Mowbray had not seen the Brown dismissal again on television before he came in for the post-match press conference but claimed plenty in the Celtic dressing room believed there are grounds for appeal. "I haven't see the incident so it's difficult for me to comment," he said. "But there are people in the dressing room who have seen it plenty of times and they thought it was a very harsh decision. "They are talking about definite grounds for appeal and if there are grounds of appeal then we will appeal it." The Celtic boss denied he would have to exert a calming influence on Brown, whom he only recently made his captain. He said: "I'm not there to change Scott Brown from the combative footballer he is, that's what makes him the player he is. "He hasn't got a case to answer with me but we will wait and see. "As I say I will judge when I see it." Mowbray tried hard to refrain from criticising referee Dougie McDonald, who had been under added pressure from the Parkhead camp who let it be known earlier in the week that they were aggrieved at decisions which they believed had gone against them this season - including in the two previous games against Rangers.
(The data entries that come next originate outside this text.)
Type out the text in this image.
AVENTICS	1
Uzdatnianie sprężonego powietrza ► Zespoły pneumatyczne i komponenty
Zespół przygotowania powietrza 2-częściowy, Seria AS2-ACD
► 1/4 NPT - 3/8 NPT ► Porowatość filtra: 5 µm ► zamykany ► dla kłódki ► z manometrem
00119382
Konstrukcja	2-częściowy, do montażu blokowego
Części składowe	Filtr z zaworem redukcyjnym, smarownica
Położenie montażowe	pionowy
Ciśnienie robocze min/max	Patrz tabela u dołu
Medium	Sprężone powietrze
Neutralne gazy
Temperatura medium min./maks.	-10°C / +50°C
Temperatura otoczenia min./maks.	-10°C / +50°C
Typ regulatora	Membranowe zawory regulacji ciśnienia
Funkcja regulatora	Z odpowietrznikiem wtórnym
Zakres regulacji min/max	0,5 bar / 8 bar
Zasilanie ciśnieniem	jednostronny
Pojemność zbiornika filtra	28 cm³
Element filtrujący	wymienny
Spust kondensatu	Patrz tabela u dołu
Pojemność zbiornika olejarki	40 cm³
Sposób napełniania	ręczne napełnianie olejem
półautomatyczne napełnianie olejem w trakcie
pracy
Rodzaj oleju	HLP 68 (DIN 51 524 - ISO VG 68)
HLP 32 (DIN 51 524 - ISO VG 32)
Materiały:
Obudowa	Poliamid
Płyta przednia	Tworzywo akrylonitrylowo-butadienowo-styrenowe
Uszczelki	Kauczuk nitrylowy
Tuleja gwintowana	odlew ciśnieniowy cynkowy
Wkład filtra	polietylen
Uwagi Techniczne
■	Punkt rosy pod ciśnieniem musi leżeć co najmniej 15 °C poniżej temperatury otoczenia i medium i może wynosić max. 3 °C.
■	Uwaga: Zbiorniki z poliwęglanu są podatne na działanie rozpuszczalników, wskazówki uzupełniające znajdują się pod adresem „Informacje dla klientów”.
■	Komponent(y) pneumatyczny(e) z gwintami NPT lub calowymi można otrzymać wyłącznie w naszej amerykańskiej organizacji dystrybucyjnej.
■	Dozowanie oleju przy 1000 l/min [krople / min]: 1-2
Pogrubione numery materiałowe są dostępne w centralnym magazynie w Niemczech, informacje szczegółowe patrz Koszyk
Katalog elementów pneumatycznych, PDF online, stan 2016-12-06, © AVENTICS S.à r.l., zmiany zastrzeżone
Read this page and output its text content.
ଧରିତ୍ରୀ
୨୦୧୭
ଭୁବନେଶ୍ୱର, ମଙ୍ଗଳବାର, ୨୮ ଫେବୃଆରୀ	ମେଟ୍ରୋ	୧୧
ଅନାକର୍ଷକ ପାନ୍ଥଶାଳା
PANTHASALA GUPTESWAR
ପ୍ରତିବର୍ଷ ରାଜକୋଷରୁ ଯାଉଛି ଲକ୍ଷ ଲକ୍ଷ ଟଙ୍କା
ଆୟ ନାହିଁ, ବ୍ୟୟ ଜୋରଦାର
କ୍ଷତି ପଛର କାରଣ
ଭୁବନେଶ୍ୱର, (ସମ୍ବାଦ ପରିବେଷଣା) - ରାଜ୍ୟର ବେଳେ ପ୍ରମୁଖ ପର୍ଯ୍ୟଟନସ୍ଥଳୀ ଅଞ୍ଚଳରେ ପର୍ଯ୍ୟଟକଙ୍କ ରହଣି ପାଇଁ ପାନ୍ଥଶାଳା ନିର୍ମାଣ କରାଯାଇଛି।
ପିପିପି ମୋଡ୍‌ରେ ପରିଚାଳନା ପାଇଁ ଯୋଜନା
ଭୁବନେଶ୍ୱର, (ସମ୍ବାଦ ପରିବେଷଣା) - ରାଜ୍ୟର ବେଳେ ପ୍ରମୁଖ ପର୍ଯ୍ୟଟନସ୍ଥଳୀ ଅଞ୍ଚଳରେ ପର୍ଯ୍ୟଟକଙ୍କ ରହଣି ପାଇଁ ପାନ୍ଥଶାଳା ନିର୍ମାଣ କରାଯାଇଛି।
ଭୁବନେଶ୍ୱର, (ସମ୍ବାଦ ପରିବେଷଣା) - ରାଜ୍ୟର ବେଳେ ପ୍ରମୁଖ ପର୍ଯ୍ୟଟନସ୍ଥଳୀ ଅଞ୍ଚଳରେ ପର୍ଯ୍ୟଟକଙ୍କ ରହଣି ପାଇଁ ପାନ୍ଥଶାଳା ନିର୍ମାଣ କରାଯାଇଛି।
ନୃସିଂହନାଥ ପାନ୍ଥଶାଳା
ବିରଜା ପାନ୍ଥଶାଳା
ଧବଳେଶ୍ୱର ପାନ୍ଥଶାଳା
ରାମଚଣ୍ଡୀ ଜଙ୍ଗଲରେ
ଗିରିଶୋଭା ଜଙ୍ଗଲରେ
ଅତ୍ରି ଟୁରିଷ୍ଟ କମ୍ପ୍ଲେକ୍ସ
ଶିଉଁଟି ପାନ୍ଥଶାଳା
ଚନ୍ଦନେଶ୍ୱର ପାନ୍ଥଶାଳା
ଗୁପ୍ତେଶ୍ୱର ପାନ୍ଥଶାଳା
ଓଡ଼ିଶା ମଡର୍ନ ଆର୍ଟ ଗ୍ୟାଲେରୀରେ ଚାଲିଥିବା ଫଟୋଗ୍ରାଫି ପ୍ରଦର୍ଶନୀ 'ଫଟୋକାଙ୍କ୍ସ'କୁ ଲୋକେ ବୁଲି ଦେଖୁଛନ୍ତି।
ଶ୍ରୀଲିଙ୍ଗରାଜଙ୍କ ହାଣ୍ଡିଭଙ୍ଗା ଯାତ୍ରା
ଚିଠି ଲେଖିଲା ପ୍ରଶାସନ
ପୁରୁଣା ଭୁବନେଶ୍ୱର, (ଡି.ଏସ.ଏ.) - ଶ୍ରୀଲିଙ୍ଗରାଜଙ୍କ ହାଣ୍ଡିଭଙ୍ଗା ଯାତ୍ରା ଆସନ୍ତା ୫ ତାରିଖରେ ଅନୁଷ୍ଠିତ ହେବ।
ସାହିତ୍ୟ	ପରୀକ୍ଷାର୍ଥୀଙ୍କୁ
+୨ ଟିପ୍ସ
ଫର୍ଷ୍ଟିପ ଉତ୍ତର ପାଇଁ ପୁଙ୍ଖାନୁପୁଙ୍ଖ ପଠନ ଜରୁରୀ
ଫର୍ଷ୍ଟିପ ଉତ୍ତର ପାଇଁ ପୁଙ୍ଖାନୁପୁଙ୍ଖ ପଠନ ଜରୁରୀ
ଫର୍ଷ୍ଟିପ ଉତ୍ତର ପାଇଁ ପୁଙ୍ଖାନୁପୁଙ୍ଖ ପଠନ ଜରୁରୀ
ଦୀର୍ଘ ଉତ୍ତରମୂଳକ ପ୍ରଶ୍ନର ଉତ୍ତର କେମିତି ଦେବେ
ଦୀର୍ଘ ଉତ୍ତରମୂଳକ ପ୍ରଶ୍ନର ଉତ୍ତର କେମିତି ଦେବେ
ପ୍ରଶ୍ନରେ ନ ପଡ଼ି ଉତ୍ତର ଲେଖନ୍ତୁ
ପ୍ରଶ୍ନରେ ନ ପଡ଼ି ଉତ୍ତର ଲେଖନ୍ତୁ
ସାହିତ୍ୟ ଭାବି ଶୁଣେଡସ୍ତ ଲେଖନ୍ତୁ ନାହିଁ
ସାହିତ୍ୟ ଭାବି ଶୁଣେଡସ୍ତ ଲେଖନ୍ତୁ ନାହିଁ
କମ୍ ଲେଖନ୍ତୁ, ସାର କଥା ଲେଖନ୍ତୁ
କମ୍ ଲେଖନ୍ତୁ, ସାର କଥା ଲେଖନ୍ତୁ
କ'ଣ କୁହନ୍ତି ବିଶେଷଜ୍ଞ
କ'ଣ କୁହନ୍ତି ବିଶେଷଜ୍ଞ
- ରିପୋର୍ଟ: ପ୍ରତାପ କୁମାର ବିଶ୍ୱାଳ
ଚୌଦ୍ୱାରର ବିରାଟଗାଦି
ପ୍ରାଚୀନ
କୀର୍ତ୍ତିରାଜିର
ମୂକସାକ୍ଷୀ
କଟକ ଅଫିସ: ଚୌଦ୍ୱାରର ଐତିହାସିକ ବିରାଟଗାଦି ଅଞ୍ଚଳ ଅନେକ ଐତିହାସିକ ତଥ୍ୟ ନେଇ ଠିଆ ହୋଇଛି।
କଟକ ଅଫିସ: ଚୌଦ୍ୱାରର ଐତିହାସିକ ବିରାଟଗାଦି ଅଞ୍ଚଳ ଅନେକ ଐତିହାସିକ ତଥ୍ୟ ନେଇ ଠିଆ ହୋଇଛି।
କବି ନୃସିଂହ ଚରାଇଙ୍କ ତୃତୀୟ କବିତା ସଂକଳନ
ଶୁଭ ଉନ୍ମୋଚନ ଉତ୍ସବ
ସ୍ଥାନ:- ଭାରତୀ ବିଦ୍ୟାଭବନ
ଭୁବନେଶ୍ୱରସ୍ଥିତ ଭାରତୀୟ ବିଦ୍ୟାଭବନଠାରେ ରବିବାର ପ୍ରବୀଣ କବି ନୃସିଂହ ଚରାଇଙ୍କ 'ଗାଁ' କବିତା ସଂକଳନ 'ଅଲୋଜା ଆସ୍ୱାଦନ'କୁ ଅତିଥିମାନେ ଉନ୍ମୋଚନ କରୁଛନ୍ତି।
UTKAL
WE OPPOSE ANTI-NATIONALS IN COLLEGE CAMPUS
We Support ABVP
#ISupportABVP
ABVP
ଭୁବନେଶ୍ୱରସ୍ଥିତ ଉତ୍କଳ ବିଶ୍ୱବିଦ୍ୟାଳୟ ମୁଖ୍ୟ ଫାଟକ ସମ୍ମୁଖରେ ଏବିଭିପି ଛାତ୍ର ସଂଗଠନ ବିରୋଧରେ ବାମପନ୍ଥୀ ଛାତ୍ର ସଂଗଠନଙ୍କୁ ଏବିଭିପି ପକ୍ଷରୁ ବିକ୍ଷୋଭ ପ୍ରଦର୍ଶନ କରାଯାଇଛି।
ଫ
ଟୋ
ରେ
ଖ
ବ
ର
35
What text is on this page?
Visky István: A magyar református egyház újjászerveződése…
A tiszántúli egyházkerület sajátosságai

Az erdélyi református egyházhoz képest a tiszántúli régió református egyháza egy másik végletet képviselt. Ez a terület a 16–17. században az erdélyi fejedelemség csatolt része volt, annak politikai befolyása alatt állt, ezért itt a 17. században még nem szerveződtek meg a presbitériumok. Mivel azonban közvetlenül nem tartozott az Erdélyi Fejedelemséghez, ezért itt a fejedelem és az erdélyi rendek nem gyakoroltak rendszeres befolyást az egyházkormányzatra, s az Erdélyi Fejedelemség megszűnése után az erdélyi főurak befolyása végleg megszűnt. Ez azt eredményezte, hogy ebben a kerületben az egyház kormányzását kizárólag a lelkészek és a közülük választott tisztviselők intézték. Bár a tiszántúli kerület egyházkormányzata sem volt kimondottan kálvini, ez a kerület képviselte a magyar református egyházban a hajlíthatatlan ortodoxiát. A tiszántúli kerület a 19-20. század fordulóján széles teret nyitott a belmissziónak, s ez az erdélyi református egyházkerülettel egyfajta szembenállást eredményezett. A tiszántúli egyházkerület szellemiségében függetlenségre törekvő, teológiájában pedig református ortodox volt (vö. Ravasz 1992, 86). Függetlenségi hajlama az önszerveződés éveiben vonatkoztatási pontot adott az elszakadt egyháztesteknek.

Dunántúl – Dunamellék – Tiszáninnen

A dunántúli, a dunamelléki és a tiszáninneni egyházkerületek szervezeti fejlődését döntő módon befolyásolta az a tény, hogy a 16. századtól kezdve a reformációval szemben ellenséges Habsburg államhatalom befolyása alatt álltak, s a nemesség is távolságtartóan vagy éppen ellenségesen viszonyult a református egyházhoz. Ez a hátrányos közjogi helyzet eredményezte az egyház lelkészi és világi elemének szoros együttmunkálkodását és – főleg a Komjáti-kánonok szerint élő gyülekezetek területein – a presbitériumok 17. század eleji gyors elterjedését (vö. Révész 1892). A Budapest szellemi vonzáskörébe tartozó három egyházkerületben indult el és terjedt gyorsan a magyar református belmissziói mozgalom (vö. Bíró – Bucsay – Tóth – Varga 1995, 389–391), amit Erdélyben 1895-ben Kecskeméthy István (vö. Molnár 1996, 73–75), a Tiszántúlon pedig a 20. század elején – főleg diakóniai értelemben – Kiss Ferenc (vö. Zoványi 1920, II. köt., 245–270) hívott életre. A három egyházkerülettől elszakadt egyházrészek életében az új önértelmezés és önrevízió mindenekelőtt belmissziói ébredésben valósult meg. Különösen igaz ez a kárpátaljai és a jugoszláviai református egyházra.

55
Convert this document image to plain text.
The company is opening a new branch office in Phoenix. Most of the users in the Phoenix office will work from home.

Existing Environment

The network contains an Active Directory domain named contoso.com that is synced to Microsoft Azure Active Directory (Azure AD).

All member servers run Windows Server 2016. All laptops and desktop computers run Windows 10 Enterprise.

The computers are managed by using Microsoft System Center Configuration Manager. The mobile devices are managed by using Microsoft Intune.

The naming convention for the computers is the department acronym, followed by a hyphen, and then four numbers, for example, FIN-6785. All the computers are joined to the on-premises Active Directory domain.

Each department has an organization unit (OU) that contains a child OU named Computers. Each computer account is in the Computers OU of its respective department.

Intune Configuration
McDonald booked Rangers defender Madjid Bougherra and Hoops striker Marc-Antoine Fortune early in the game and then ruled out a goal by Edu for handball by his Ibrox team-mate Kenny Miller.
Tight-lipped
However, asked if Bougherra was perhaps fortunate to escape further punishment after subsequently committing several more fouls, the Celtic boss said: "I don't want to comment (on Bougherra), I will get into trouble but the referee gave himself a difficult job with early bookings. "There was a sense early on that the game wasn't going to finish with 22 players on the field but maybe that was his tactic, to stamp his authority on the game but I think he gave himself a few problems. "But there are probably one or two challenges worse than the one he got his booking for. "There were silly things like a booking for Fortune for a handball in the first few minutes then he disallows a goal for a handball. "Why isn't there a booking for both handballs? Is he trying to say that one was deliberate and one wasn't? If it isn't deliberate then it shouldn't be handball so there were a few inconsistencies. "But I don't think that was the reason (for the defeat) unless I look at the sending-off and it was the wrong decision." Mowbray revealed that teenage stopper Thomas Rogne, who was making his Old Firm debut, sustained a hamstring injury which caused him to be replaced by Darren O'Dea. He said: "It was disappointing. We are suffering at the moment in that area of the pitch."